Nissan has partnered with JVCKenwood Corp. and 4R Energy Corp. to create a portable power source. This innovative development utilizes modules sourced from aging Nissan Leaf electric hatchbacks, as reported by the Associated Press.
Weighing in at a mere 32 pounds (14.4 kilograms), this portable generator features two modules salvaged from first-generation Nissan Leaf vehicles. It is currently available for purchase in Japan at a price of $1,170 (equivalent to 170,500 yen). Detailed information regarding its capacity has not been disclosed, and plans for international availability remain undisclosed at this time.
Examining the unit's specifications reveals two high-power outputs, along with two USB-A and two USB-C outputs, a 12V socket, and what appears to be a solar power input.
JVCKenwood indicates that a prototype of this consumer battery generator was initially introduced in April 2022. Subsequently, development efforts were expedited to transform the prototype into a commercially viable, mass-produced product.

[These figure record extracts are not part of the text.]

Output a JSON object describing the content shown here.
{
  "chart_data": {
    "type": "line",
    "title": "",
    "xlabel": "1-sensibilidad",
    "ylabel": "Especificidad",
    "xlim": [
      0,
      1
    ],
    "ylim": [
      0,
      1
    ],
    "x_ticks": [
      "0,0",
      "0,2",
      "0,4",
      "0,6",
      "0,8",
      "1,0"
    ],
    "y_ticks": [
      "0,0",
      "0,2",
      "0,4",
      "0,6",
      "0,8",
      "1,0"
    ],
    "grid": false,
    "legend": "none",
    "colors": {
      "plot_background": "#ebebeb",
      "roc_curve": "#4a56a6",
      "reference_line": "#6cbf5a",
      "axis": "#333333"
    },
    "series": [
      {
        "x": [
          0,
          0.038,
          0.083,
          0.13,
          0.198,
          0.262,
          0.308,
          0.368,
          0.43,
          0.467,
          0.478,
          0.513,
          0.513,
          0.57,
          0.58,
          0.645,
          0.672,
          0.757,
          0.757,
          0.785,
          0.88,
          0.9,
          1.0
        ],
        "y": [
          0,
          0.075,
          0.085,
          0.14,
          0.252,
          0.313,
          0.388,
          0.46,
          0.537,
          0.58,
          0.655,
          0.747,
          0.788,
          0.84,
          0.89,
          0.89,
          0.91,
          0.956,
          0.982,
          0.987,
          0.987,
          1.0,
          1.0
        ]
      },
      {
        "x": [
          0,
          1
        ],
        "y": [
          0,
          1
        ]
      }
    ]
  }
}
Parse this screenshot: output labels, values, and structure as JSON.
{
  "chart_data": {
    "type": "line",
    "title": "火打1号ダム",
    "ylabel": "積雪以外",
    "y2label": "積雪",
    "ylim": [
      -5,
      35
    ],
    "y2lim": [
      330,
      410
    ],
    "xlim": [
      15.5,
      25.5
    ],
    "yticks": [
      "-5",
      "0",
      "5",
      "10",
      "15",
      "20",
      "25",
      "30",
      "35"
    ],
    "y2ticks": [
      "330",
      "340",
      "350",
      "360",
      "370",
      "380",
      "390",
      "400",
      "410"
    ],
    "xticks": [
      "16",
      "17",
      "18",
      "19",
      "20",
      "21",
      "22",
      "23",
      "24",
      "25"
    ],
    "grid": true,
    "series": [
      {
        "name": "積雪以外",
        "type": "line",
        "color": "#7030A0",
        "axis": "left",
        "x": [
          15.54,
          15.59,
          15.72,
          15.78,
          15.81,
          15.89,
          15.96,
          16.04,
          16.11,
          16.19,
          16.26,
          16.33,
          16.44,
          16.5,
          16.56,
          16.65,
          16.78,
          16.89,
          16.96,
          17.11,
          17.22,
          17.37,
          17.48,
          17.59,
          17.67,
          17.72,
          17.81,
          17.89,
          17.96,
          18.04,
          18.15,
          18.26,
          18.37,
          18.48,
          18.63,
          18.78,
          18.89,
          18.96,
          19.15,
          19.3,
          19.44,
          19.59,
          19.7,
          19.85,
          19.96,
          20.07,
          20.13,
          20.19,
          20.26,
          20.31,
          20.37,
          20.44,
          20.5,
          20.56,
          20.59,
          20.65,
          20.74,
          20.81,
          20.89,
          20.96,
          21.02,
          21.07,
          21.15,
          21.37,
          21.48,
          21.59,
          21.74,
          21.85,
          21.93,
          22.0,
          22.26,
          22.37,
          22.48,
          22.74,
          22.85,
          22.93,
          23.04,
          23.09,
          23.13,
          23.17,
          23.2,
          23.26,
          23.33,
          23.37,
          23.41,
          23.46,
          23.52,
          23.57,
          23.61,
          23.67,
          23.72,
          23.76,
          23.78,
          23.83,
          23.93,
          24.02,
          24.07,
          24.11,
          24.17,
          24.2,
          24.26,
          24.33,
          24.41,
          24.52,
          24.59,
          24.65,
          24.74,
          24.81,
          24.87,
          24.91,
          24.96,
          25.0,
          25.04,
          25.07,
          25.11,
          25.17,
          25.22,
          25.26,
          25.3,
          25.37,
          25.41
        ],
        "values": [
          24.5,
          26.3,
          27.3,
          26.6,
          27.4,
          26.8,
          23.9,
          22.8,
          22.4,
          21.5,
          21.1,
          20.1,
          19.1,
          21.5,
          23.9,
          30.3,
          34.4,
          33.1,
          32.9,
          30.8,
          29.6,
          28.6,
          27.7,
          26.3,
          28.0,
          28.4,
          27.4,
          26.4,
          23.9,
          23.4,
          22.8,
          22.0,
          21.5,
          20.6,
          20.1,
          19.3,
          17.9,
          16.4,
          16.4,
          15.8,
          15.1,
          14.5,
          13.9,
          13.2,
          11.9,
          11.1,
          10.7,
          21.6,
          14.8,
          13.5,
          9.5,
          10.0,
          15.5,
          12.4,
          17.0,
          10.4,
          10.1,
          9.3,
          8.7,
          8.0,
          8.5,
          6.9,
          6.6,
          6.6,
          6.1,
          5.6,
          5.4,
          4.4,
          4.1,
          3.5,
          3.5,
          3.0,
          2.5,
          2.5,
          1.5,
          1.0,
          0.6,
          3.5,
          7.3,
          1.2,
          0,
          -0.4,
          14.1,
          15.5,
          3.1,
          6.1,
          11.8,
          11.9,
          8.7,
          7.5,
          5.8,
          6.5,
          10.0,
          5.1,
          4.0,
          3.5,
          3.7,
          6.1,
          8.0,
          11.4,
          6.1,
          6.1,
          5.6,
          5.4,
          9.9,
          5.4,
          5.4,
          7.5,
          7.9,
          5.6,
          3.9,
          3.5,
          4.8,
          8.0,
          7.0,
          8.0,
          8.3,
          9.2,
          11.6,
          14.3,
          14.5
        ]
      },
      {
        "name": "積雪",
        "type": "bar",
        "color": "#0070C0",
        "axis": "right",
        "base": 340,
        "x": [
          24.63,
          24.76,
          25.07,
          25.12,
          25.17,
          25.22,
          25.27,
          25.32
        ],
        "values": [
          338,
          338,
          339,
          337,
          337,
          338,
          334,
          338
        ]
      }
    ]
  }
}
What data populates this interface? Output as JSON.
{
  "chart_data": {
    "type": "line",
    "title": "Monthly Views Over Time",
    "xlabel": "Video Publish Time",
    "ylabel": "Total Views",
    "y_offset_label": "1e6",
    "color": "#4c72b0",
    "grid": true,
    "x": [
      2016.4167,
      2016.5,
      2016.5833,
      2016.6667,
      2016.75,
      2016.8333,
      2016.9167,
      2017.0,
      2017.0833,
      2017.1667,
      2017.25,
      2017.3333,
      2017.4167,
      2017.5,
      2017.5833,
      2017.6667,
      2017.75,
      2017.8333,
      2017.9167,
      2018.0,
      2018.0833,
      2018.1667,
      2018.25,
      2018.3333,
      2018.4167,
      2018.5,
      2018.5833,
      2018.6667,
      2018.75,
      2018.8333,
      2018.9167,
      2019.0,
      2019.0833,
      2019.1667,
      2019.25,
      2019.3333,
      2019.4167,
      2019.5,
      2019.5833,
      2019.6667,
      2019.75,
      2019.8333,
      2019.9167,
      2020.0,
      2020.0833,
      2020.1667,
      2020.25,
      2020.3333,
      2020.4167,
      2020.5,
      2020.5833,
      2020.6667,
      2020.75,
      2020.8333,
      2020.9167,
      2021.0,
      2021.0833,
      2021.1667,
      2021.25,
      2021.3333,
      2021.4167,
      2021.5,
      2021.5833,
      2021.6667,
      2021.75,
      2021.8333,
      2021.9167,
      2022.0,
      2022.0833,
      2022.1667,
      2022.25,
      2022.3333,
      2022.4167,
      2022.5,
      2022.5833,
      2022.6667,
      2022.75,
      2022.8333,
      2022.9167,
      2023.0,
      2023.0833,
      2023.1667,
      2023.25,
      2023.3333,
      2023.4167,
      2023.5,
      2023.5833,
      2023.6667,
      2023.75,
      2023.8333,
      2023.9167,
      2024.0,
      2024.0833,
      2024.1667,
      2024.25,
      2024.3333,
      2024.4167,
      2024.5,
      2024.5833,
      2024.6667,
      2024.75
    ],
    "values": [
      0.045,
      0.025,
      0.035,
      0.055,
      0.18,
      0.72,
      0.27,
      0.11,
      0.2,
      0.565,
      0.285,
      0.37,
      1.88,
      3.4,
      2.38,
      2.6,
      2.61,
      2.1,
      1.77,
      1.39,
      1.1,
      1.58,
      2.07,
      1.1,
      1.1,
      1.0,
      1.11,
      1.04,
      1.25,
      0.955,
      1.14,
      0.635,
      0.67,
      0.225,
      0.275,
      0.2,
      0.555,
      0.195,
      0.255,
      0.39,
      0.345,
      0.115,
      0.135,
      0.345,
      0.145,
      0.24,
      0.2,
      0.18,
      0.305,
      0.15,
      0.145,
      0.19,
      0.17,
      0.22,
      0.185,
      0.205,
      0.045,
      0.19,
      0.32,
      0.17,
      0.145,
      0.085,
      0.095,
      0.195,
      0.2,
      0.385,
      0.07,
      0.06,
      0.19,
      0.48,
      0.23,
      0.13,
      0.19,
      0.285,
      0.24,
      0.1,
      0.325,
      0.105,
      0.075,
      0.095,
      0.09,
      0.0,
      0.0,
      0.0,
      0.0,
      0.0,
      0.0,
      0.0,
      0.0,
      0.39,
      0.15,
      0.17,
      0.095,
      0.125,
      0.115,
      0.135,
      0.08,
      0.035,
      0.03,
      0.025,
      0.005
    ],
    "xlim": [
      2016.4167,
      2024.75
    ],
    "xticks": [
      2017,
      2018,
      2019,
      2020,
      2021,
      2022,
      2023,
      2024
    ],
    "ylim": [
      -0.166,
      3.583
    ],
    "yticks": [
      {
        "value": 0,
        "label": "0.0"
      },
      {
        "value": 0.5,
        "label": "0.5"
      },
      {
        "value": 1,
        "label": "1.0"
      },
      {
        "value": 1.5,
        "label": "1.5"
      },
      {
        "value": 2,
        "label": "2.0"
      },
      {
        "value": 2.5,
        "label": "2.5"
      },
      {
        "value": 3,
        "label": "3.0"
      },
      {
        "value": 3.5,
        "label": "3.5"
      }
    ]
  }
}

The first-generation Nissan Leaf battery module, when new, boasted a rating of 64 amp-hours (Ah). Theoretically, a setup featuring two modules could yield a total capacity of 128 Ah. This translates to 28,160 watt-hours (or 28.1 kilowatt-hours) at a nominal voltage of 220V, or 14,080 Wh (equivalent to 14 kWh) at a voltage of 110V. Essentially, a device drawing 1 kW of power at 110V would deplete the battery pack over a span of 14 hours.
However, considering that these are used battery packs, their actual capacity may be lower than the original 64 Ah, potentially resulting in shorter usage times. Nevertheless, this initiative highlights the potential for retired EV batteries to find a second life, contributing to sustainability efforts.
Nissan previously asserted in 2019 that Leaf EV batteries possess the potential to outlast the vehicles they power by up to 12 years, taking into account the vehicle's average lifespan of 10 years. This underscores the remarkable longevity of high-voltage batteries, whether they continue to propel the vehicle they were designed for or serve in other consumer-oriented technologies.
According to the Japanese automaker, over 650,000 Nissan Leaf units have been sold worldwide since the model's debut in 2010.